Albert Razin (RFE - RL)

This horrendous act recalls not only Jan Palach and the protests of other young Czechs after the Warsaw Pact invasion of August 1968, but desperate acts of the kind in Ukraine and in Lithuania between 1968 and 1972.

CCE No 6 : 28 February 1969

COMMENTARY

6.11 Appeal by Grigorenko and Yakhimovich   [JC]

On 5 December 1968 Vasily Makukha set fire to himself on Kreshchatik, the main street in Kiev, crying “Long live a free Ukraine!” He died hours later from the extensive burns (CCE 6.9, item 2).This self-immolation took place over two months earlier than that of Jan Palach in Prague.

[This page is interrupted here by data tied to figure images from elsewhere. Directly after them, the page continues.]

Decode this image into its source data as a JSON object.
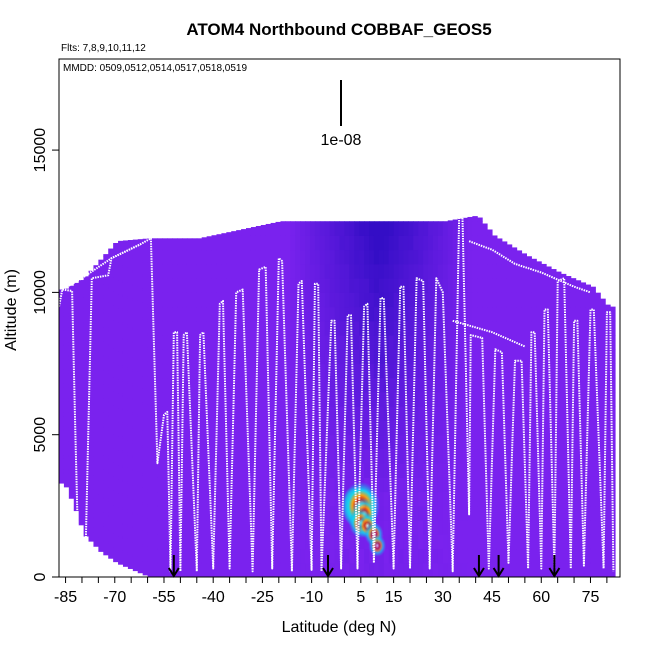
{
  "chart_data": {
    "type": "heatmap",
    "title": "ATOM4 Northbound COBBAF_GEOS5",
    "subtitle_flights": "Flts: 7,8,9,10,11,12",
    "subtitle_dates": "MMDD: 0509,0512,0514,0517,0518,0519",
    "xlabel": "Latitude (deg N)",
    "ylabel": "Altitude (m)",
    "xlim": [
      -87,
      84
    ],
    "ylim": [
      0,
      18200
    ],
    "x_ticks": [
      -85,
      -70,
      -55,
      -40,
      -25,
      -10,
      5,
      15,
      30,
      45,
      60,
      75
    ],
    "y_ticks": [
      0,
      5000,
      10000,
      15000
    ],
    "scale_label": "1e-08",
    "colors": {
      "background_field": "#7a22ee",
      "dark_field": "#3b12cc",
      "track": "#ffffff",
      "plume_core": "#d21a1a",
      "plume_edge": "#15a6ee"
    },
    "column_tops": [
      {
        "lat": -86,
        "top": 10100
      },
      {
        "lat": -80,
        "top": 10500
      },
      {
        "lat": -70,
        "top": 11800
      },
      {
        "lat": -60,
        "top": 11900
      },
      {
        "lat": -45,
        "top": 11900
      },
      {
        "lat": -20,
        "top": 12500
      },
      {
        "lat": 30,
        "top": 12500
      },
      {
        "lat": 40,
        "top": 12700
      },
      {
        "lat": 45,
        "top": 12000
      },
      {
        "lat": 55,
        "top": 11300
      },
      {
        "lat": 65,
        "top": 10700
      },
      {
        "lat": 75,
        "top": 10200
      },
      {
        "lat": 80,
        "top": 9500
      }
    ],
    "low_field_bottom": [
      {
        "lat": -86,
        "bottom": 3300
      },
      {
        "lat": -83,
        "bottom": 2500
      },
      {
        "lat": -80,
        "bottom": 1500
      },
      {
        "lat": -75,
        "bottom": 900
      },
      {
        "lat": -70,
        "bottom": 500
      },
      {
        "lat": -60,
        "bottom": 0
      }
    ],
    "plume": [
      {
        "lat": 3,
        "alt": 2700,
        "value": 0.35
      },
      {
        "lat": 4,
        "alt": 2400,
        "value": 0.7
      },
      {
        "lat": 5,
        "alt": 2500,
        "value": 1.0
      },
      {
        "lat": 6,
        "alt": 2200,
        "value": 0.55
      },
      {
        "lat": 5,
        "alt": 1900,
        "value": 0.45
      },
      {
        "lat": 7,
        "alt": 1800,
        "value": 0.3
      },
      {
        "lat": 9,
        "alt": 1500,
        "value": 0.25
      },
      {
        "lat": 10,
        "alt": 1100,
        "value": 0.2
      }
    ],
    "flight_track": [
      [
        -87,
        9500
      ],
      [
        -86,
        10100
      ],
      [
        -83,
        10050
      ],
      [
        -82,
        5000
      ],
      [
        -81,
        300
      ],
      [
        -79,
        300
      ],
      [
        -77,
        10500
      ],
      [
        -72,
        10600
      ],
      [
        -71,
        11200
      ],
      [
        -62,
        11700
      ],
      [
        -59,
        11900
      ],
      [
        -57,
        4000
      ],
      [
        -55,
        5700
      ],
      [
        -54,
        5800
      ],
      [
        -53,
        200
      ],
      [
        -52,
        8600
      ],
      [
        -51,
        8600
      ],
      [
        -50,
        200
      ],
      [
        -49,
        8500
      ],
      [
        -48,
        8600
      ],
      [
        -45,
        200
      ],
      [
        -44,
        8500
      ],
      [
        -43,
        8600
      ],
      [
        -40,
        300
      ],
      [
        -38,
        9600
      ],
      [
        -37,
        9700
      ],
      [
        -35,
        300
      ],
      [
        -33,
        10000
      ],
      [
        -31,
        10100
      ],
      [
        -28,
        200
      ],
      [
        -26,
        10800
      ],
      [
        -24,
        10900
      ],
      [
        -22,
        300
      ],
      [
        -20,
        11200
      ],
      [
        -19,
        11100
      ],
      [
        -16,
        200
      ],
      [
        -14,
        10300
      ],
      [
        -13,
        10400
      ],
      [
        -10,
        250
      ],
      [
        -9,
        10300
      ],
      [
        -8,
        10300
      ],
      [
        -7,
        200
      ],
      [
        -4,
        9000
      ],
      [
        -3,
        9000
      ],
      [
        -1,
        300
      ],
      [
        1,
        9200
      ],
      [
        2,
        9200
      ],
      [
        4,
        300
      ],
      [
        6,
        9500
      ],
      [
        7,
        9600
      ],
      [
        9,
        500
      ],
      [
        11,
        9800
      ],
      [
        12,
        9800
      ],
      [
        15,
        300
      ],
      [
        17,
        10200
      ],
      [
        18,
        10200
      ],
      [
        20,
        300
      ],
      [
        22,
        10500
      ],
      [
        24,
        10400
      ],
      [
        26,
        300
      ],
      [
        28,
        10500
      ],
      [
        30,
        10000
      ],
      [
        33,
        200
      ],
      [
        35,
        12800
      ],
      [
        36,
        12600
      ],
      [
        38,
        2200
      ],
      [
        38.5,
        8500
      ],
      [
        42,
        8400
      ],
      [
        44,
        300
      ],
      [
        46,
        8000
      ],
      [
        48,
        7900
      ],
      [
        50,
        500
      ],
      [
        52,
        7600
      ],
      [
        54,
        7600
      ],
      [
        56,
        300
      ],
      [
        57,
        8600
      ],
      [
        58,
        8600
      ],
      [
        60,
        300
      ],
      [
        61,
        9400
      ],
      [
        62,
        9400
      ],
      [
        64,
        300
      ],
      [
        65,
        10400
      ],
      [
        67,
        10500
      ],
      [
        69,
        300
      ],
      [
        70,
        9000
      ],
      [
        71,
        9000
      ],
      [
        73,
        400
      ],
      [
        75,
        9400
      ],
      [
        76,
        9400
      ],
      [
        79,
        300
      ],
      [
        80,
        9300
      ],
      [
        81,
        9300
      ],
      [
        82,
        200
      ]
    ],
    "upper_track_segments": [
      [
        [
          -86,
          10100
        ],
        [
          -80,
          10500
        ],
        [
          -71,
          11200
        ],
        [
          -62,
          11700
        ]
      ],
      [
        [
          38,
          11800
        ],
        [
          45,
          11500
        ],
        [
          52,
          11000
        ],
        [
          60,
          10700
        ],
        [
          70,
          10200
        ],
        [
          75,
          10000
        ]
      ],
      [
        [
          33,
          9000
        ],
        [
          45,
          8600
        ],
        [
          55,
          8100
        ]
      ]
    ],
    "arrows": [
      -52,
      -5,
      41,
      47,
      64
    ]
  }
}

In February 1969 another Ukrainian attempted to follow the example of Makukha‘s suicide; teacher Nikolai Berislavsky from the Rostov Region also set fire to himself in the Ukrainian capital (CCE 8.6). If it was the intention of Pyotr Grigorenko and Ivan Yakhimovich to prevent such acts of desperation, their appeal on 23 February 1969 did not halt further attempts at self-immolation within the USSR.

On 14 May 1972 Romas Kalanta died after dousing himself in petrol and setting light to his clothes in one of the squares in Kaunas. (CCE 26.11 “Events in Lithuania”). He was holding a placard that read, “Freedom for Lithuania”. His example was followed on 28 May in Varena (Lithuania) by Stonis, and on 3 June by a 60-year-old worker named Andriusevicus, again in Kaunas (see CCE 26.11, pdf 42-43 [pp. 248-250]).